Arifa Akbar 

The Years review – Annie Ernaux’s faint-inducing masterpiece roars into devastating life

Eline Arbo’s profound but playful adaptation celebrates the multitudes contained within a single life, as big history is embodied by womanhood – including Romola Garai’s shatteringly raw abortion scene
  
  

Deborah Findlay, Anjli Mohindra, Gina McKee, Harmony Rose-Bremner and Romola Garai in The Years.
‘Ernaux’s Nobel prize-winning prose remains fully intact and might even be improved upon’ … (from left) Deborah Findlay, Anjli Mohindra, Gina McKee, Harmony Rose-Bremner and Romola Garai in The Years. Photograph: Ali Wright

This adaptation of Annie Ernaux’s life-spanning novel had already caused a stir before opening night for featuring a 1960s backstreet abortion. Some audience members, mostly men, had fainted. That incident might serve as the ultimate rejoinder to critics of trigger warnings, many high-profile ones in recent times, and again, mostly men.

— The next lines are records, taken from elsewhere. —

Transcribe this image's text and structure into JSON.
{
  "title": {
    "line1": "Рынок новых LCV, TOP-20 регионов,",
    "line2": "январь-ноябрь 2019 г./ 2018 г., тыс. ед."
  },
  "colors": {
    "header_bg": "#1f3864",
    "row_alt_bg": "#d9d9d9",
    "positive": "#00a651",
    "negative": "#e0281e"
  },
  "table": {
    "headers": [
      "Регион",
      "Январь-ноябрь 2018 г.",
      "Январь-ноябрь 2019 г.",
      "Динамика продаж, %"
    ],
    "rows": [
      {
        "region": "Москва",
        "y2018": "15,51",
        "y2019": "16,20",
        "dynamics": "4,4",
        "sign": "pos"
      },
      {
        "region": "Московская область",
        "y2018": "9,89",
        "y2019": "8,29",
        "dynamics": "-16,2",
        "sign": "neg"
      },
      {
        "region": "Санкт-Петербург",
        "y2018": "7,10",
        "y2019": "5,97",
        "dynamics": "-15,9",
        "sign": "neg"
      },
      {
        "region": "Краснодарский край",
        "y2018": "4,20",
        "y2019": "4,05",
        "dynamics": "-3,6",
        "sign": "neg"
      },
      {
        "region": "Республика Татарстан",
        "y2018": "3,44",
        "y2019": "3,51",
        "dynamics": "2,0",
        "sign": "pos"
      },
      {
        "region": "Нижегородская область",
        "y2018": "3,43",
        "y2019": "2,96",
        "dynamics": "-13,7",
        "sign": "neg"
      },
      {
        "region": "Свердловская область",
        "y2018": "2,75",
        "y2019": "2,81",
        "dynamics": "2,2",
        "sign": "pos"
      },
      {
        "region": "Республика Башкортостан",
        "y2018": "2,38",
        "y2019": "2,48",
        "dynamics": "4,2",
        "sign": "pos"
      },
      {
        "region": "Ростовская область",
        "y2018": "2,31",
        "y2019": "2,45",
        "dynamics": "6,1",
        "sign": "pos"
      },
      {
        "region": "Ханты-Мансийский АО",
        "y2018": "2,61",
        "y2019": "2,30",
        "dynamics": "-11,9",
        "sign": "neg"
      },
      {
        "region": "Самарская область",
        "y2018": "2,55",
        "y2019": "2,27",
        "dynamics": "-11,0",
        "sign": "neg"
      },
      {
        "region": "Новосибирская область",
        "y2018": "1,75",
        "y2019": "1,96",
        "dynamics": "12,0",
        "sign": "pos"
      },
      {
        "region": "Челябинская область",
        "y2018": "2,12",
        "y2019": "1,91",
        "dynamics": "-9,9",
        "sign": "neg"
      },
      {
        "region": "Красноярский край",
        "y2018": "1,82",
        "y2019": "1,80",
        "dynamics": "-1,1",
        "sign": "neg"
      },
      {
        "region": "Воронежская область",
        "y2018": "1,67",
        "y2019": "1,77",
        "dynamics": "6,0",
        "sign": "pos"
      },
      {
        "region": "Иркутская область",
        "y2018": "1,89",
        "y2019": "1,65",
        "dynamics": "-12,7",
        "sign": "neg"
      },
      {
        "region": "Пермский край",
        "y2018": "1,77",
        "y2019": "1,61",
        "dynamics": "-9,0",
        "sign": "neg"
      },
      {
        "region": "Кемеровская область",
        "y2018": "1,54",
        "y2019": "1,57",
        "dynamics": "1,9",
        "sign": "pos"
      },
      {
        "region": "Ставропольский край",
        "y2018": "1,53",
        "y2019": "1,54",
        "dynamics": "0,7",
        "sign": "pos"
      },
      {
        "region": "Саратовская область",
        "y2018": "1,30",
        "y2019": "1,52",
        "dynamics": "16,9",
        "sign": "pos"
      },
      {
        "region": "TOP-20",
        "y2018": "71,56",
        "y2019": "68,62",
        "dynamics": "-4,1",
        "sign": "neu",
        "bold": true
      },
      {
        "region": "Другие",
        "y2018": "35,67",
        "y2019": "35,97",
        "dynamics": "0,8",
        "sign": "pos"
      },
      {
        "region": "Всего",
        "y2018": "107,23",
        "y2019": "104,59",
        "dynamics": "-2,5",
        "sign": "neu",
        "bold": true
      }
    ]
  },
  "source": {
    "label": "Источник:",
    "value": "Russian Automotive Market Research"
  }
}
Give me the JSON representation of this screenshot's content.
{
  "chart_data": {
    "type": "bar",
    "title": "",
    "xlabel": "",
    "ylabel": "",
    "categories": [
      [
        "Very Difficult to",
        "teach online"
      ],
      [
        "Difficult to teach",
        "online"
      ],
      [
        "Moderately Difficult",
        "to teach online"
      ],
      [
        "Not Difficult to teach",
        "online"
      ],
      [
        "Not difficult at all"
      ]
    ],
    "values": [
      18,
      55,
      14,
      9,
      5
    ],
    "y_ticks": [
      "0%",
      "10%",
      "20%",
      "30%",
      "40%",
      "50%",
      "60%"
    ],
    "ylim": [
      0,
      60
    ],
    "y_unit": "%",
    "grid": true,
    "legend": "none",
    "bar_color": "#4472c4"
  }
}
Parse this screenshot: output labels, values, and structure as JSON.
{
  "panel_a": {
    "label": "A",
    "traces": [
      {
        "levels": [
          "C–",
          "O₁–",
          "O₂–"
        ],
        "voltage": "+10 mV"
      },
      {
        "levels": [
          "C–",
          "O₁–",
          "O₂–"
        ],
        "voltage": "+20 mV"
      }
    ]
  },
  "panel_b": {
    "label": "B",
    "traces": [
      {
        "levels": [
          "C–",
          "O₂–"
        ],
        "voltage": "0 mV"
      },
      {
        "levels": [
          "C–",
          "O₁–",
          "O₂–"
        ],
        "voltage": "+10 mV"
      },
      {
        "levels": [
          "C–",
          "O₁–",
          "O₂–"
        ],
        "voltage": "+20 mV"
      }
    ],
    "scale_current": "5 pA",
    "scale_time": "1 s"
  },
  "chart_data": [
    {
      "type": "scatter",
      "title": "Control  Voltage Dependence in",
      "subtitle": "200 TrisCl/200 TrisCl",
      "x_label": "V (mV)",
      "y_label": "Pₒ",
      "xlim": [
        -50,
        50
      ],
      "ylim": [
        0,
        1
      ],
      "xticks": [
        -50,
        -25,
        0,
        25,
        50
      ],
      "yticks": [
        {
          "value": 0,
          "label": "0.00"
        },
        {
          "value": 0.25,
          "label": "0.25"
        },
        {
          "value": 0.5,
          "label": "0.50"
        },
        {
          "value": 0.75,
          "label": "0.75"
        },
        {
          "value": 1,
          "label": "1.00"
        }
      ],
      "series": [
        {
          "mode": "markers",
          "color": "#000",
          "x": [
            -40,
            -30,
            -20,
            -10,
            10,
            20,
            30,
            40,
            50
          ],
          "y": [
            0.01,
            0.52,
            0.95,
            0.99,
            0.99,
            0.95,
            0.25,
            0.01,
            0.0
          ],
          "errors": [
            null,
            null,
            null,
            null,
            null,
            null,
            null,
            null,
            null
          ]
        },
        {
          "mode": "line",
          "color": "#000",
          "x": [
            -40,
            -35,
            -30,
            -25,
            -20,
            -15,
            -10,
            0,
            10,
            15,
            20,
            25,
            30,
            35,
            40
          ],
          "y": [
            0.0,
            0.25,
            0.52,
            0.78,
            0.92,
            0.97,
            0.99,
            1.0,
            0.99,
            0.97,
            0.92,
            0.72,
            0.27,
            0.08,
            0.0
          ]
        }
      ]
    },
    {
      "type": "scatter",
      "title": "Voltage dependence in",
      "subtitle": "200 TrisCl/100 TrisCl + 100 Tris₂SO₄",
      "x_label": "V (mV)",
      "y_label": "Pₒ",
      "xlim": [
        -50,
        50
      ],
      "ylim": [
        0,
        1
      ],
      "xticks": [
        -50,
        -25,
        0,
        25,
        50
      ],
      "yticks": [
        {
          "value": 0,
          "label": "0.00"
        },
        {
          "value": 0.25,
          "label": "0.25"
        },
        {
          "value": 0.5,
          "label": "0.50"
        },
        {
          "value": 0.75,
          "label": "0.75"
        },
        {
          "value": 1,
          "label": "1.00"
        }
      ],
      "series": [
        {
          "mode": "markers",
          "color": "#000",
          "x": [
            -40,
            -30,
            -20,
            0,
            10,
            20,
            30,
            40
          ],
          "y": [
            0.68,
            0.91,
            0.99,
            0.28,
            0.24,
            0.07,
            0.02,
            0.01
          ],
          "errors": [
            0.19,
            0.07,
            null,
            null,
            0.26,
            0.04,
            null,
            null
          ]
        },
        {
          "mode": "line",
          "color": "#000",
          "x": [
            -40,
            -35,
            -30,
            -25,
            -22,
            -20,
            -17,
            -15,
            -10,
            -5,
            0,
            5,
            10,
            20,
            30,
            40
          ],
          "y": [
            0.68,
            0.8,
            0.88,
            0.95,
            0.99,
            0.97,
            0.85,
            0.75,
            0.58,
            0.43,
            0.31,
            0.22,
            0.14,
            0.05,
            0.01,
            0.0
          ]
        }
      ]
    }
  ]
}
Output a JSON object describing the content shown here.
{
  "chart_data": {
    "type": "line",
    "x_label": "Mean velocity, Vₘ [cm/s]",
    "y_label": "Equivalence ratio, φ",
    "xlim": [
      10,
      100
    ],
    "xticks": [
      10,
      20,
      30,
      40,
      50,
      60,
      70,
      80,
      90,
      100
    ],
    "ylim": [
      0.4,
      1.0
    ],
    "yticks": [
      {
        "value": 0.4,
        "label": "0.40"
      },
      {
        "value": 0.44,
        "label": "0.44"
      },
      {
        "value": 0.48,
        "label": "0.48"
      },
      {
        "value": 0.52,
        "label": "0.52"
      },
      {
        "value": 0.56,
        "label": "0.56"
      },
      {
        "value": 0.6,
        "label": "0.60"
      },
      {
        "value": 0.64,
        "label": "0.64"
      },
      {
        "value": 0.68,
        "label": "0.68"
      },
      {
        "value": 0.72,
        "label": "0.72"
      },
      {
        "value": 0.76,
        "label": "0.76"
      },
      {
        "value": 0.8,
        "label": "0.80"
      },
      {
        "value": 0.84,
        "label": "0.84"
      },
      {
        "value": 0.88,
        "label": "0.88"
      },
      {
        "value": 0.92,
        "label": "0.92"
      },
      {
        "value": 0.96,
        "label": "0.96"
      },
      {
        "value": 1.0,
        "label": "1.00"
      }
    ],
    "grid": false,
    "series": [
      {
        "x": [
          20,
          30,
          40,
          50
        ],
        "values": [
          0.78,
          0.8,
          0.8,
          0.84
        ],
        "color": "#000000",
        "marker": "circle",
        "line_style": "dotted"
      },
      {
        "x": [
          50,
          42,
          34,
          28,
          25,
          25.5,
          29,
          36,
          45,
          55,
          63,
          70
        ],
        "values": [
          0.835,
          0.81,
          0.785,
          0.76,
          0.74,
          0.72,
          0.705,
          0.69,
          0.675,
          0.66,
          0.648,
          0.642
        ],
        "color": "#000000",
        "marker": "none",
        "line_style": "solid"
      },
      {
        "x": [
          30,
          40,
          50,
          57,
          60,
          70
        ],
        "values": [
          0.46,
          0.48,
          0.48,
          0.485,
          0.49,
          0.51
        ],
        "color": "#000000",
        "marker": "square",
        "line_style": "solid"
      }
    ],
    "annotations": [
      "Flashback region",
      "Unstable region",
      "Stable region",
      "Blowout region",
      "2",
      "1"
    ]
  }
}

While it’s raw, it is a responsibly handled scene in an extraordinarily profound and yet playful drama spanning much of the 20th century from the point of view of one Frenchwoman. She is played here by five actors marking various phases of life, who remind us that a single life contains multitudes.

The woman is never named but she is born during the second world war, like Ernaux, living through postwar penury, the liberations of the swinging 60s, conflict with Algeria, hippy-dom, 1980s juggling of marriage, motherhood and teaching job, and on.

Directed by Eline Arbo, whose original Dutch adaptation premiered in The Hague in 2022, the story moves from personal history to the world at large and back again, like a camera changing focus, so we go from air raid sirens to French imperialism (“Algeria is France,” someone reflects), Vietnam, Aids, the invention of washing machines, the contraceptive pill, marriage, feminism, Bosnia, 9/11, immigration, Le Pen and the rise of the right. Big history is wrapped up in menstrual blood, semen, drugs, tears, ecstasies, the century not just surveyed or summarised but felt, and embodied, in womanhood.

The abortion scene, when it comes, is dramatised by Romola Garai and it is devastating, not only for its physical pain and blood but its sadness (“This thing has no place in language,” she says).

While this woman’s life is full of compromise, it is in no way a disappointment. Sexual expression and joy become key across the ages and it is joyous in itself to see this enacted so uninhibitedly on stage. The young woman’s raging hormones are made comically compulsive in masturbation scenes by Anjli Mohindra; the loss of virginity is enacted with masterful unease by Mohindra, encompassing a queasy, confusing and lonely experience. Young male lovers in older age are shown in sexy scenes between Deborah Findlay and Mohindra, while the overwhelming obsessive love that Ernaux has written about is made magnificently arch by Gina McKee (the lover becomes a brilliantly spinning chair), so that it seems to be gently satirised.

What looks at first like airiness in its staging has a forensic rigging. Wit and whimsy sits alongside darkness and you feel the protagonist’s blackest moments keenly but there is sisterliness, too, as other versions of the woman acknowledge the trauma of the moment.

Ernaux’s book is written with typically painful honestly, shorn of any cosy nostalgia – quite a feat when the story is all about looking back, and it might be a counterpoint to “Proustian” sentimentality. Here, the madeleines are photographic snapshots that set off each significant memory.

The book begins with a disconnected series of images, one of which is “a holiday table” around which people converse. This table is central to Juul Dekker’s set, everything from family meals to the woman’s first sexual experience plays out on it, its tablecloth held up as the backdrop to the photo snaps, or rumpled to suggest swaddle around a newborn.

Adapted into English by Stephanie Bain, some of the book’s passages are narrated while others are artfully turned into dialogue. Remarkably, the intelligent humanity of Ernaux’s Nobel prize-winning prose remains fully intact and might even be improved upon in its staging.

Music marks the ages, too, with actors singing beautifully in French and English (Taylor Dayne’s Tell It to My Heart, Desireless’s Voyage, Voyage, etc). Choreography helps the serious-to-silly tonal switches (including a fabulous Jane Fonda-style aerobics workout) and there is phenomenally emotional lighting design by Varja Klosse.

Running at near two hours straight though, you feel the passage of time, both in this protagonist’s life and your own. It leaves theoretical questions around history, memory and love in the mind, long after its end.

There is so much emotional depth, surprise and theatrical virtuosity here that it holds you rapt across the ages. What an accomplishment.